Hüter der Schwelle

Folge: 1104 | 29. September 2019 | Sender: SWR | Regie: Piotr J. Lewandowski
Bild: SWR/Benoît Lindner
So war der Tatort:

Magisch.

Denn bei ihrem 24. gemeinsamen Einsatz treffen die Stuttgarter Hauptkommissare Thorsten Lannert (Richy Müller) und Sebastian Bootz (Felix Klare) bei ihren Recherchen auf einen selbsternannten Hexer und Magier: Auf einem malerisch gelegenen Bergplateau vor den Toren der Landeshauptstadt wird einleitend die Leiche des Studenten Marcel Richter (Max Bretschneider) gefunden – und weil man dem Opfer prämortal rätselhafte Zeichen in den nackten Oberkörper geritzt hat und okkultistische Requisiten bei der Leiche gefunden werden, führt der Weg der Ermittler direkt in die gute Stube des Privatgelehrten Emil Luxinger (André M. Hennicke, Ich töte niemand), der den Ermordeten gut kannte und allerlei rätselhaften Hokuspokus in seinen vier Wänden betreibt.

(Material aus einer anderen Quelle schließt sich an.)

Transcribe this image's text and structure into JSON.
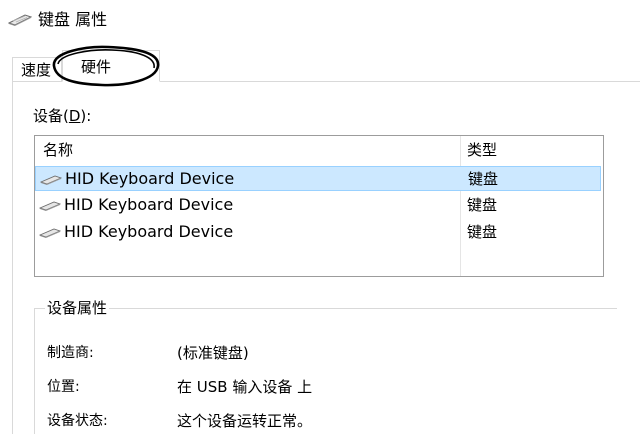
{
  "window": {
    "title": "键盘 属性",
    "icon": "keyboard-icon"
  },
  "tabs": [
    {
      "label": "速度",
      "selected": false
    },
    {
      "label": "硬件",
      "selected": true
    }
  ],
  "devices": {
    "label_prefix": "设备(",
    "label_accel": "D",
    "label_suffix": "):",
    "columns": {
      "name": "名称",
      "type": "类型"
    },
    "rows": [
      {
        "name": "HID Keyboard Device",
        "type": "键盘",
        "selected": true
      },
      {
        "name": "HID Keyboard Device",
        "type": "键盘",
        "selected": false
      },
      {
        "name": "HID Keyboard Device",
        "type": "键盘",
        "selected": false
      }
    ]
  },
  "properties": {
    "title": "设备属性",
    "items": [
      {
        "label": "制造商:",
        "value": "(标准键盘)"
      },
      {
        "label": "位置:",
        "value": "在 USB 输入设备 上"
      },
      {
        "label": "设备状态:",
        "value": "这个设备运转正常。"
      }
    ]
  },
  "colors": {
    "selection_bg": "#cce8ff",
    "selection_border": "#99d1ff",
    "highlight_ring": "#000000"
  }
}
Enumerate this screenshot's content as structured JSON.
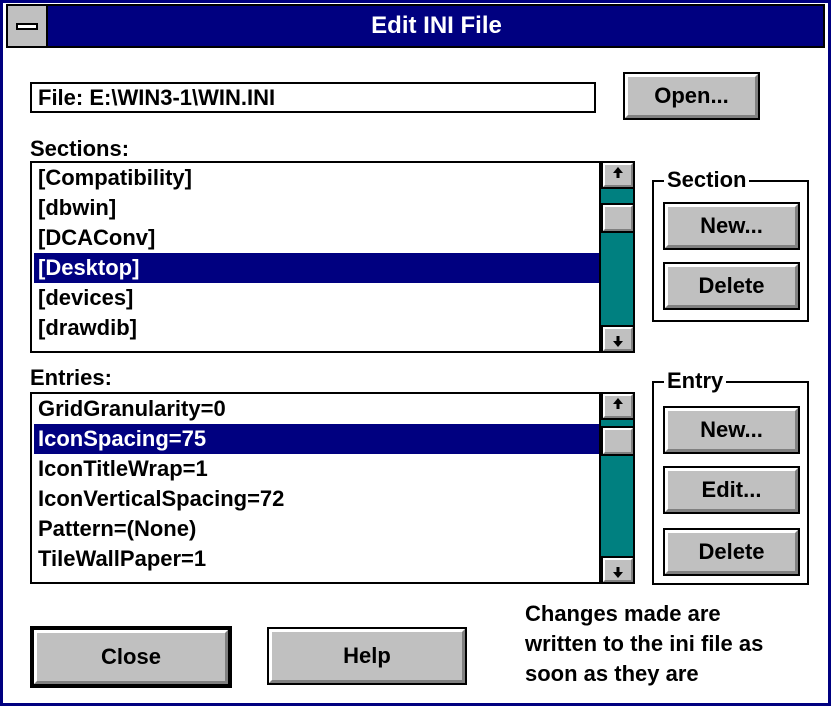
{
  "window": {
    "title": "Edit INI File"
  },
  "file": {
    "value": "File: E:\\WIN3-1\\WIN.INI",
    "open_label": "Open..."
  },
  "sections": {
    "label": "Sections:",
    "items": [
      "[Compatibility]",
      "[dbwin]",
      "[DCAConv]",
      "[Desktop]",
      "[devices]",
      "[drawdib]"
    ],
    "selected_index": 3
  },
  "section_group": {
    "label": "Section",
    "new_label": "New...",
    "delete_label": "Delete"
  },
  "entries": {
    "label": "Entries:",
    "items": [
      "GridGranularity=0",
      "IconSpacing=75",
      "IconTitleWrap=1",
      "IconVerticalSpacing=72",
      "Pattern=(None)",
      "TileWallPaper=1"
    ],
    "selected_index": 1
  },
  "entry_group": {
    "label": "Entry",
    "new_label": "New...",
    "edit_label": "Edit...",
    "delete_label": "Delete"
  },
  "footer": {
    "close_label": "Close",
    "help_label": "Help",
    "note_lines": [
      "Changes made are",
      "written to the ini file as",
      "soon as they are"
    ]
  },
  "colors": {
    "title_bar": "#000080",
    "selection": "#000080",
    "scroll_track": "#008080",
    "button_face": "#c0c0c0"
  }
}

Richters Mutter Heide (Victoria Trauttmansdorff, Frühstück für immer) weist mögliche Verbindungen ihres Sohnes in okkultistische Kreise aber ebenso zurück wie die junge Studentin Diana Jäger (Saskia Rosendahl), die viel Zeit mit dem Toten verbracht hat – Luxinger hingegen behauptet steif und fest, das Opfer habe ihm zu Lebzeiten ein wertvolles magisches Buch gestohlen. Das macht ihn von Beginn an zum Hauptverdächtigen und wichtigsten Gegenspieler der Kommissare – zumal er behauptet, Richter vor dessen Ableben mit einem Schadenszauber belegt zu haben.

Anders als im humorvollen Weimarer Tatort Die harte Kern, der eine Woche zuvor ausgestrahlt wurde und in dem eine exotische Statue ebenfalls mit einem düsteren Fluch belegt war, ist das in Hüter der Schwelle aber alles ziemlich ernst gemeint.


LANNERT:
Also kann ich ins Protokoll aufnehmen, dass Sie in besagter Nacht Marcel Richter verflucht haben?

LUXINGER:
Schreiben Sie "Fluchversuch". Wir wissen nicht sicher, ob's geklappt hat.


Aus dem 1104. Tatort hätte trotz der ausgefallenen (und zweifellos mutigen) Geschichte ein toller Mysterykrimi werden können – denn nur, weil Luxinger an Wiedergeburten in anderen Körpern, ekstatische Gruppenrituale und das direkte Fortschreiben seines Schicksals im 17. Jahrhundert im Hier und Jetzt glaubt, müssen die Kommissare das ja noch lange nicht tun.

Es liegt auch nicht an der düsteren Inszenierung von Regisseur Piotr J. Lewandowski oder den stimmungsvollen Bildern von Kameramann Jürgen Carle, dass der SWR das hohe Niveau der vorherigen Stuttgarter Tatort-Jahre (wir denken zurück an großartige Krimis wie Stau, Der Mann, der lügt oder Anne und der Tod) hier nicht mehr halten kann. Es ist vielmehr das überambitionierte Drehbuch von Michael Glasauer, das im Mittelteil des Films die Bodenhaftung verliert und auch darüber hinaus einige Mängel birgt.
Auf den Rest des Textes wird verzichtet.